|“I ought to be thy Adam, but I am rather the fallen angel...” - Mary Shelly|
Pretty even handed, right? I know my own bias, I love that monster, called "Adam" by the Author Mary Shelly after the last publication. I have long felt a kinship with the creature's own search for humanity within and kindness from without. I grew up looking for other like characters: robots, golems, anything that was constructed to be like human, was not treated as human, and had a desire to be more human. I ate up as many Frankenstein derived works as I could. I grew to love Young Frankenstein and became quickly bored with arguments over whether the creature could be called Frankenstein (children typically take on the surnames of their fathers, calling the creature "Frankenstein's Monster" dehumanizes the character to the researcher's failed experiment and nothing more. Calling him Frankenstein gives him a small human cultural tidbit. I find the semantics to be besides the point).
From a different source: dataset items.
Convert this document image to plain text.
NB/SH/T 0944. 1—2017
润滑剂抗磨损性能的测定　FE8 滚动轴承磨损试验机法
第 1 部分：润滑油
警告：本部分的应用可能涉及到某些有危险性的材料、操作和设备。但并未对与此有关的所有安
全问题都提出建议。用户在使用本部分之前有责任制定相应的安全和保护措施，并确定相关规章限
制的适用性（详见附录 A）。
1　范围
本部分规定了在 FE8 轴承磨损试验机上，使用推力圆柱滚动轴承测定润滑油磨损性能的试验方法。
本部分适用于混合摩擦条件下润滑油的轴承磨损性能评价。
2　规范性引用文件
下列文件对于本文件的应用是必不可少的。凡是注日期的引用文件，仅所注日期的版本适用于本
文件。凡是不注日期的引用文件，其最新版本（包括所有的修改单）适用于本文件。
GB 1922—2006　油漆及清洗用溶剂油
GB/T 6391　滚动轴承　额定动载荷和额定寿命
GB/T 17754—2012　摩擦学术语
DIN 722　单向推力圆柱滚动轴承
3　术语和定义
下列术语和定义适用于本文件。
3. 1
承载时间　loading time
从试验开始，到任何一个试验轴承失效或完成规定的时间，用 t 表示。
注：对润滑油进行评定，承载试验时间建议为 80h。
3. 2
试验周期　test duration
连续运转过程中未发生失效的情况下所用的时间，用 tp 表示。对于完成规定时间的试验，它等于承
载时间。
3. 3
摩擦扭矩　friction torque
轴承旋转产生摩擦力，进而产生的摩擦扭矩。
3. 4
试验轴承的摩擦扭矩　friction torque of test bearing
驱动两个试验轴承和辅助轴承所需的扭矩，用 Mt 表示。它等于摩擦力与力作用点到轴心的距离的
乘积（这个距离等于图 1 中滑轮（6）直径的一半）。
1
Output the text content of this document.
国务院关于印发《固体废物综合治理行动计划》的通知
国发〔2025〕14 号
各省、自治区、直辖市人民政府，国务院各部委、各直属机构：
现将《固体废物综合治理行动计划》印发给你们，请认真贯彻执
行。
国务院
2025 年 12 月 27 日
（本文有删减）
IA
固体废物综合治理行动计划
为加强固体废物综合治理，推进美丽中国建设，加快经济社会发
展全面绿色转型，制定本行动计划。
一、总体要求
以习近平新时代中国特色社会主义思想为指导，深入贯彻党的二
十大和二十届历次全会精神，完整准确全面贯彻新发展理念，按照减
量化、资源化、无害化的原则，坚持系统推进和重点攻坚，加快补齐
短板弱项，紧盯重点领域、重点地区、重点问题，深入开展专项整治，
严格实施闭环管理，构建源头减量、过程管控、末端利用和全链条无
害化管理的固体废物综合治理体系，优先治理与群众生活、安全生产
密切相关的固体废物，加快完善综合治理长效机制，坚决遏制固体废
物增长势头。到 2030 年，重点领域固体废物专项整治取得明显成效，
So I was delighted to find a new supernatural action epic Titled "I, Frankenstein", the trailer of which can be right here. What Underworld did for vampires and werewolves, this aims to do for Frankenstein. Go ahead and watch it, then I'll break it down.
|Not like that.|
So far, so good. The character seems to be toiling over their moral identity, their feelings of alienation. That I want to see. Adam proves a very unique challenge to godlike beings, awesome.He seems to side with humanity, even better but also obvious in such a movie. I especially like the philosophical underpinnings behind the quote "God will surely damn you.", an angel says. "He already did." Adam replies. This touches on something very central to the original book. Adam's god isn't the god of these angels. Adam was made by man, one specific man who "damned him" as an ugly mistake, a false mockery of humanity. Adam is no stranger to the judgment of others and the status of those who judge him poorly does not deter him. Look at what he did the Victor's family. *shudder*
|“Beware; for I am fearless, and therefore powerful.” -Mary Shelly|
|This warms something else, which worries me, see below.|
I am fully bought into this film. I will see it, if I can. And no matter how mindless the action is or weak the plot is, I will probably enjoy it. It has one of my favorite characters of all time as protagonist, after all. I just hope whomever is writing this thing has been able to underscore the sort of moral quandaries I have been pushing on this short trailer. I would really like to see something with some depth.
Plus they need to rehash some quotes from the original book. Check out this amazing piece:
“I do know that for the sympathy of one living being, I would make peace with all. I have love in me the likes of which you can scarcely imagine and rage the likes of which you would not believe. If I cannot satisfy the one, I will indulge the other.”